Mercedes-Benz is confident its hydrogen technology is ready for prime time and is rolling out a lease program for around 100 units of its new fuel cell vehicle this December in California. Dubbed the F-Cell, this innocuous-looking five-door is based on the gasoline-powered B-Class hatchback (available in Europe), but houses a fuel stack and lithium-ion battery sandwiched in a space below the passenger compartment. Storage tanks constructed of lightweight yet strong carbon fiber maintain hydrogen at a pressure of 10,000 pounds per square inch.
Climb inside and the interior is virtually indistinguishable from a standard, gasoline-powered B-Class (which feels solidly constructed if somewhat austere, in typical German fashion). Press the accelerator and the similarities to traditional cars end. There’s a seamless push of power accompanied by a muffled and almost imperceptible high-pitched whirr, along with the occasional light buzz of a hydrogen pump.
Although the drivetrain adds 551 pounds to the vehicle’s total weight, its relatively low center of gravity masks that mass well. Maneuvering through tight streets reveals relatively nimble road manners and the battery is designed to take over if (or when) the hydrogen runs out. The electric motor produces a total of 136 horsepower and 214 pound-feet of torque, with an estimated cruising range of up to 249 miles. The F-Cell has received full-scale crash certification according to company specifications and is considered a production vehicle, not a prototype.
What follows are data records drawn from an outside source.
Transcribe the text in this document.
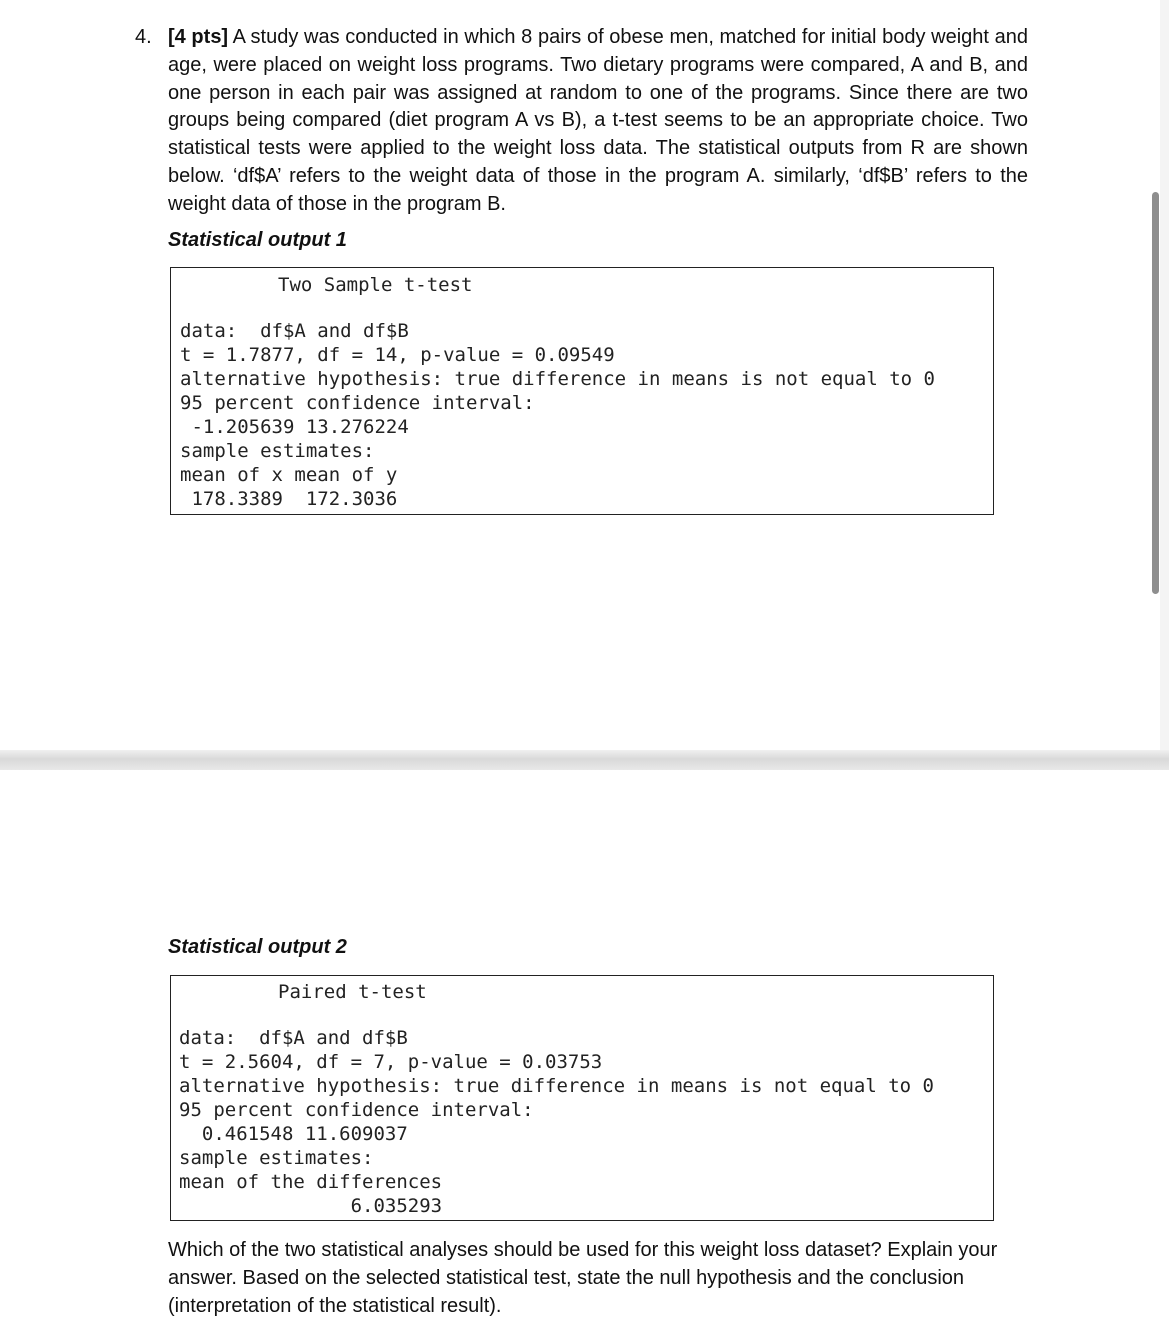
4. [4 pts] A study was conducted in which 8 pairs of obese men, matched for initial body weight and age, were placed on weight loss programs. Two dietary programs were compared, A and B, and one person in each pair was assigned at random to one of the programs. Since there are two groups being compared (diet program A vs B), a t-test seems to be an appropriate choice. Two statistical tests were applied to the weight loss data. The statistical outputs from R are shown below. ‘df$A’ refers to the weight data of those in the program A. similarly, ‘df$B’ refers to the weight data of those in the program B.
Statistical output 1
Two Sample t-test
data:  df$A and df$B
t = 1.7877, df = 14, p-value = 0.09549
alternative hypothesis: true difference in means is not equal to 0
95 percent confidence interval:
-1.205639 13.276224
sample estimates:
mean of x mean of y
178.3389  172.3036
Statistical output 2
Paired t-test
data:  df$A and df$B
t = 2.5604, df = 7, p-value = 0.03753
alternative hypothesis: true difference in means is not equal to 0
95 percent confidence interval:
0.461548 11.609037
sample estimates:
mean of the differences
6.035293
Which of the two statistical analyses should be used for this weight loss dataset? Explain your answer. Based on the selected statistical test, state the null hypothesis and the conclusion (interpretation of the statistical result).
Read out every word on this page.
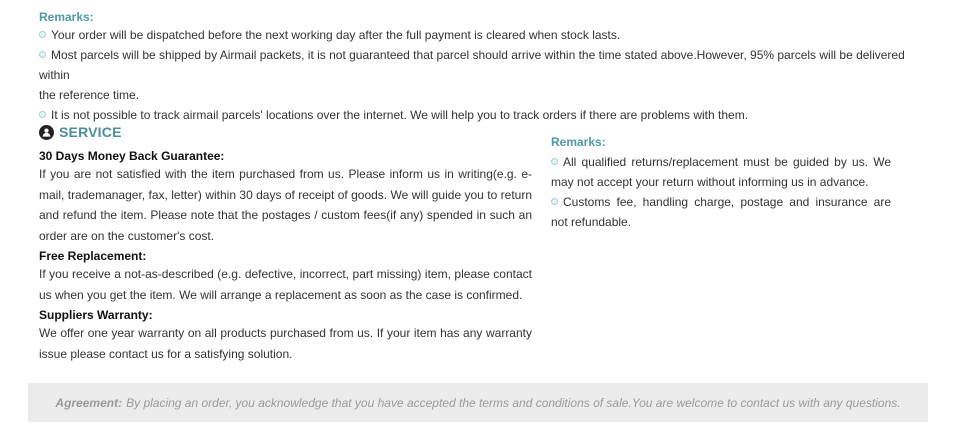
Remarks:
Your order will be dispatched before the next working day after the full payment is cleared when stock lasts.
Most parcels will be shipped by Airmail packets, it is not guaranteed that parcel should arrive within the time stated above.However, 95% parcels will be delivered within
the reference time.
It is not possible to track airmail parcels' locations over the internet. We will help you to track orders if there are problems with them.
SERVICE
30 Days Money Back Guarantee:
If you are not satisfied with the item purchased from us. Please inform us in writing(e.g. e-mail, trademanager, fax, letter) within 30 days of receipt of goods. We will guide you to return and refund the item. Please note that the postages / custom fees(if any) spended in such an order are on the customer's cost.
Free Replacement:
If you receive a not-as-described (e.g. defective, incorrect, part missing) item, please contact us when you get the item. We will arrange a replacement as soon as the case is confirmed.
Suppliers Warranty:
We offer one year warranty on all products purchased from us. If your item has any warranty issue please contact us for a satisfying solution.
Remarks:
All qualified returns/replacement must be guided by us. We may not accept your return without informing us in advance.
Customs fee, handling charge, postage and insurance are not refundable.
Agreement: By placing an order, you acknowledge that you have accepted the terms and conditions of sale.You are welcome to contact us with any questions.
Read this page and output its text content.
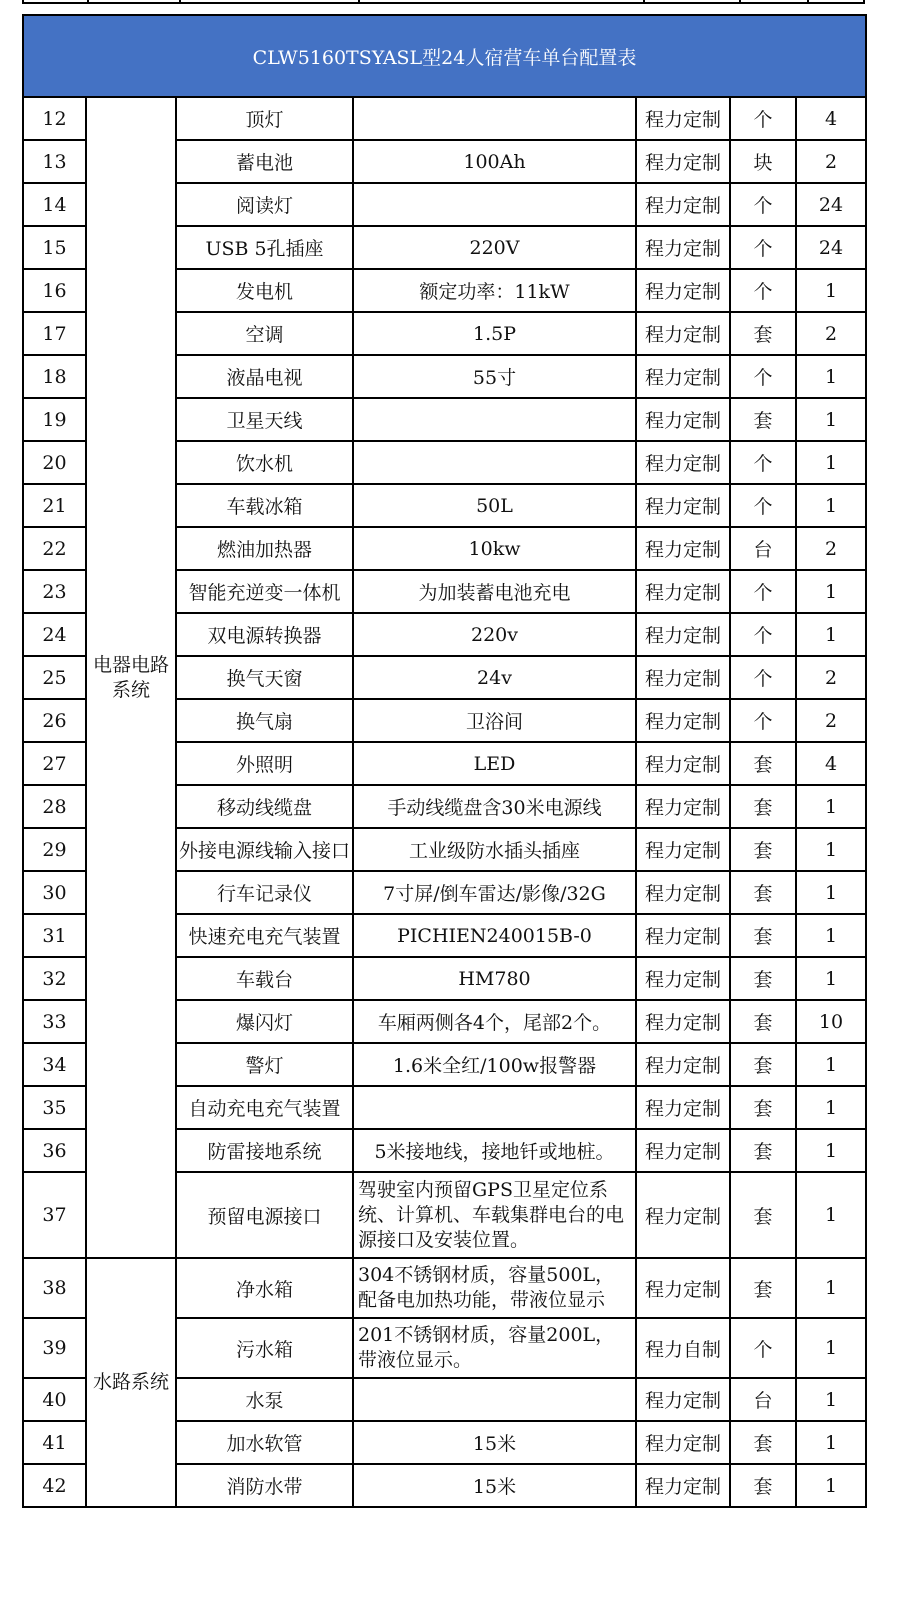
CLW5160TSYASL型24人宿营车单台配置表						
12	电器电路系统	顶灯		程力定制	个	4
13		蓄电池	100Ah	程力定制	块	2
14		阅读灯		程力定制	个	24
15		USB 5孔插座	220V	程力定制	个	24
16		发电机	额定功率：11kW	程力定制	个	1
17		空调	1.5P	程力定制	套	2
18		液晶电视	55寸	程力定制	个	1
19		卫星天线		程力定制	套	1
20		饮水机		程力定制	个	1
21		车载冰箱	50L	程力定制	个	1
22		燃油加热器	10kw	程力定制	台	2
23		智能充逆变一体机	为加装蓄电池充电	程力定制	个	1
24		双电源转换器	220v	程力定制	个	1
25		换气天窗	24v	程力定制	个	2
26		换气扇	卫浴间	程力定制	个	2
27		外照明	LED	程力定制	套	4
28		移动线缆盘	手动线缆盘含30米电源线	程力定制	套	1
29		外接电源线输入接口	工业级防水插头插座	程力定制	套	1
30		行车记录仪	7寸屏/倒车雷达/影像/32G	程力定制	套	1
31		快速充电充气装置	PICHIEN240015B-0	程力定制	套	1
32		车载台	HM780	程力定制	套	1
33		爆闪灯	车厢两侧各4个，尾部2个。	程力定制	套	10
34		警灯	1.6米全红/100w报警器	程力定制	套	1
35		自动充电充气装置		程力定制	套	1
36		防雷接地系统	5米接地线，接地钎或地桩。	程力定制	套	1
37		预留电源接口	驾驶室内预留GPS卫星定位系统、计算机、车载集群电台的电源接口及安装位置。	程力定制	套	1
38	水路系统	净水箱	304不锈钢材质，容量500L，配备电加热功能，带液位显示	程力定制	套	1
39		污水箱	201不锈钢材质，容量200L，带液位显示。	程力自制	个	1
40		水泵		程力定制	台	1
41		加水软管	15米	程力定制	套	1
42		消防水带	15米	程力定制	套	1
Mercedes-Benz officials insist that hydrogen technology will continue to progress, but they also acknowledge the inherent “chicken and egg” issues surrounding the creation of an infrastructure to fuel these vehicles. “We are working with the California Fuel Cell Partnership, other car manufacturers, and gas and energy companies to bring together an approach where both stations and cars can be rolled out in the same location,” said Sascha Simon, a department manager of advanced product planning at Mercedes-Benz. He also maintains that hydrogen can be produced from excesses created by the petroleum industry, as well as solar-activated panels which operate on tap water.
Simon asserts that “there is no silver bullet” when it comes to addressing the world’s looming energy problems. But in conjunction with electric, hybrid and clean diesel technologies, advances by Mercedes-Benz suggest that hydrogen fuel cell technology will play a major role in creating a zero-emissions future.